At a gallery show, she sold three paintings for $250, $400, and $1,200.
Her oil paintings have sold for $410, $400, and $375.
Here are the selling prices for all 10 of her paintings. Calculate the MEAN and MEDIAN for all of the selling prices. Prices: $50, $200, $250, $275, $280, $350, $375, $400, $410, $1,200.
Were the measures of center for any of the samples close to the same measure of center for the population?
The price per pound of catfish at a fish market was recorded for 100 weeks.
What do you notice about the data from the dot plots showing the population and each of the samples within that population? What do you wonder?
If the goal is to have the sample represent the population, which of the samples would be good? Which would be bad? Explain your reasoning.
A sample with the same mean as the population is not necessarily representative, since it may miss other important aspects of the population. Example:
If the population for a question is all of the humans in the world and you use one person from each country as your sample, it may not actually be representative of the population.
Larger countries, like China, are under-represented since there are actually many Chinese people, but only 1 is included in our sample.
A smaller country, like Cuba, might be over-represented since it has fewer people living there, but is represented in the sample exactly the same as all of the other larger countries.

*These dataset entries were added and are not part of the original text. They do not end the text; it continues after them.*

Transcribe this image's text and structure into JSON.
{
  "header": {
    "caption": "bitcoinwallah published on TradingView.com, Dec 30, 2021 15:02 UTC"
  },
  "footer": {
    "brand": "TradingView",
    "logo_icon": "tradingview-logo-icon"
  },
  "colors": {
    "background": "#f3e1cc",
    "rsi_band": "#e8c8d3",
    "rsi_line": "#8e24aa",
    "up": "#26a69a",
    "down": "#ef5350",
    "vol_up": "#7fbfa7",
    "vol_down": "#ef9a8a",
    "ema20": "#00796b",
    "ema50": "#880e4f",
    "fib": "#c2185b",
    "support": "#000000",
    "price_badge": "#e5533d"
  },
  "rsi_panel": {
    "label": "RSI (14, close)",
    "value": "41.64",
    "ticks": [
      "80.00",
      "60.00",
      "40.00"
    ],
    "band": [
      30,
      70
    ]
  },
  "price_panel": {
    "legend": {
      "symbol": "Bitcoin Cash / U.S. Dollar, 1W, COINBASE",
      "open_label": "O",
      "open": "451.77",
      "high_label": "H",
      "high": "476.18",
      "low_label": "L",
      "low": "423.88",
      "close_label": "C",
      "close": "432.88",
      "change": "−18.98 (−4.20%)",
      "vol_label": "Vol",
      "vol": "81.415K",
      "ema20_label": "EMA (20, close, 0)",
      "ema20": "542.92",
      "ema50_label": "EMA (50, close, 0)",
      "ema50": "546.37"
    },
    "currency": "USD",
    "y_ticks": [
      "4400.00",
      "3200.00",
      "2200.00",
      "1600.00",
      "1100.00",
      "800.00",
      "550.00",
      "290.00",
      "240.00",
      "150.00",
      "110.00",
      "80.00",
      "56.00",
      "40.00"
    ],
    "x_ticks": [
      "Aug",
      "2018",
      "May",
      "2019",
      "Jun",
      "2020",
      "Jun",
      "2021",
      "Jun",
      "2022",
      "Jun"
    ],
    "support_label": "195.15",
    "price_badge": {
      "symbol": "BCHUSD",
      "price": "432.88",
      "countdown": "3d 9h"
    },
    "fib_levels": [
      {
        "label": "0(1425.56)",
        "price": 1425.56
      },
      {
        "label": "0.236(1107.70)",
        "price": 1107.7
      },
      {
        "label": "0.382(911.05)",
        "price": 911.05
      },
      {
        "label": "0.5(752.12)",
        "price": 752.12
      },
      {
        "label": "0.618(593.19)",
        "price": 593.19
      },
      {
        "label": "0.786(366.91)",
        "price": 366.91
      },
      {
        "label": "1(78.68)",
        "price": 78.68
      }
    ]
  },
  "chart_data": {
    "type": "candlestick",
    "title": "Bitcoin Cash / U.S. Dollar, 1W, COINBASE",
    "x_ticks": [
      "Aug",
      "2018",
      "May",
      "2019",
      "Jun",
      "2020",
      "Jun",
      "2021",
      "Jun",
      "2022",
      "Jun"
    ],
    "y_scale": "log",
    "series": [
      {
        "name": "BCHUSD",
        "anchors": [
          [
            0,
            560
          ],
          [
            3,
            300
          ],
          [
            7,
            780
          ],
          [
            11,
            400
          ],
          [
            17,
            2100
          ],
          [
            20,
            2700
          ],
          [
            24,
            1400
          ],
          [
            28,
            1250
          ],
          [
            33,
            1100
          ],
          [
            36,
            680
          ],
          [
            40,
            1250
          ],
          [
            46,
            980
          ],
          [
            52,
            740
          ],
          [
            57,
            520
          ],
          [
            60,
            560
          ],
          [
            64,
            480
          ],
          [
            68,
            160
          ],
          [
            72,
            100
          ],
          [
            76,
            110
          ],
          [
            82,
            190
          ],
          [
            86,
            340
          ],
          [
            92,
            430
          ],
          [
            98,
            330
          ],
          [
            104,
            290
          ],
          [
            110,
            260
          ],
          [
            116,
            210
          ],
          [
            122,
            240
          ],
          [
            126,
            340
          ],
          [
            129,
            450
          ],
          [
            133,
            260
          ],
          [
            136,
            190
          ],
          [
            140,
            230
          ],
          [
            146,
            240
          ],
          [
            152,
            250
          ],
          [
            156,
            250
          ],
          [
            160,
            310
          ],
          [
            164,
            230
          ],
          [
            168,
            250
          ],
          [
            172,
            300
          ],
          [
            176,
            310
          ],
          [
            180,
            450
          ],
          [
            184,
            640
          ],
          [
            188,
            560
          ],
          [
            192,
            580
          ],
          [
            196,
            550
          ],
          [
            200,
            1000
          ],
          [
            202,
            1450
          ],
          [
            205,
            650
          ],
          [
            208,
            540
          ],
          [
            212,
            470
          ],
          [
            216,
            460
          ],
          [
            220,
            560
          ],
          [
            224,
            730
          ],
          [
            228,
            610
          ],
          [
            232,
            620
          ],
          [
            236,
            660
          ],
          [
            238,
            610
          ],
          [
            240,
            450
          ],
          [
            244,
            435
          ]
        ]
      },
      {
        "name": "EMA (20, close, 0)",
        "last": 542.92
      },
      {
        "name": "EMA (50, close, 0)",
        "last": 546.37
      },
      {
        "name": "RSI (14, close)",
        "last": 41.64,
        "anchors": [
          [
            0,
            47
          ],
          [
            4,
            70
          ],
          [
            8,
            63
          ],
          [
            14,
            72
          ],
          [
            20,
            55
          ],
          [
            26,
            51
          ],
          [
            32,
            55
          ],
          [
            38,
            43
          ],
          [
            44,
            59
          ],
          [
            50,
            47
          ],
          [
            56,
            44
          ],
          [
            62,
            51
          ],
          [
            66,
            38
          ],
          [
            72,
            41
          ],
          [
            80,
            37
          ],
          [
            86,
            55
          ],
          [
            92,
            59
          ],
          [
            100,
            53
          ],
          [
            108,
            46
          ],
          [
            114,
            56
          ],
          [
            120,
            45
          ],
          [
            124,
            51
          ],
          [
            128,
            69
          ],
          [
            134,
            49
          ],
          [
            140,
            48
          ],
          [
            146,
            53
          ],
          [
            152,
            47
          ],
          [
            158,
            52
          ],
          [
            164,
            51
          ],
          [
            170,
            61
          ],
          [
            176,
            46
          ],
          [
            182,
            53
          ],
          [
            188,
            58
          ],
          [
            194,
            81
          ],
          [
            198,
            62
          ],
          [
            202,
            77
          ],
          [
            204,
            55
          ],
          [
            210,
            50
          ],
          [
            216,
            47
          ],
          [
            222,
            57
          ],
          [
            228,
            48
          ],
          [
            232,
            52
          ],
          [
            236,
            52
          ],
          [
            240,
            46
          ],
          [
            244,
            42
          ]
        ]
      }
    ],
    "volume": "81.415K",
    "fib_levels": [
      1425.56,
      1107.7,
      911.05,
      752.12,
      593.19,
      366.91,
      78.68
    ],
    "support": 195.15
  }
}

A representative sample is the ideal type of sample we’d like to collect…but if we do not know the data for the population, it will be hard to know if a sample we collect is representative or not. If we do know the population data, then a sample is probably unnecessary.
A representative sample means that the sample has a similar center, shape, and spread as the population data.
Why might it be important to get a representative sample rather than a more convenient sample?
It is useful if the sample looks similar to the population data. If not, we many miss some important information!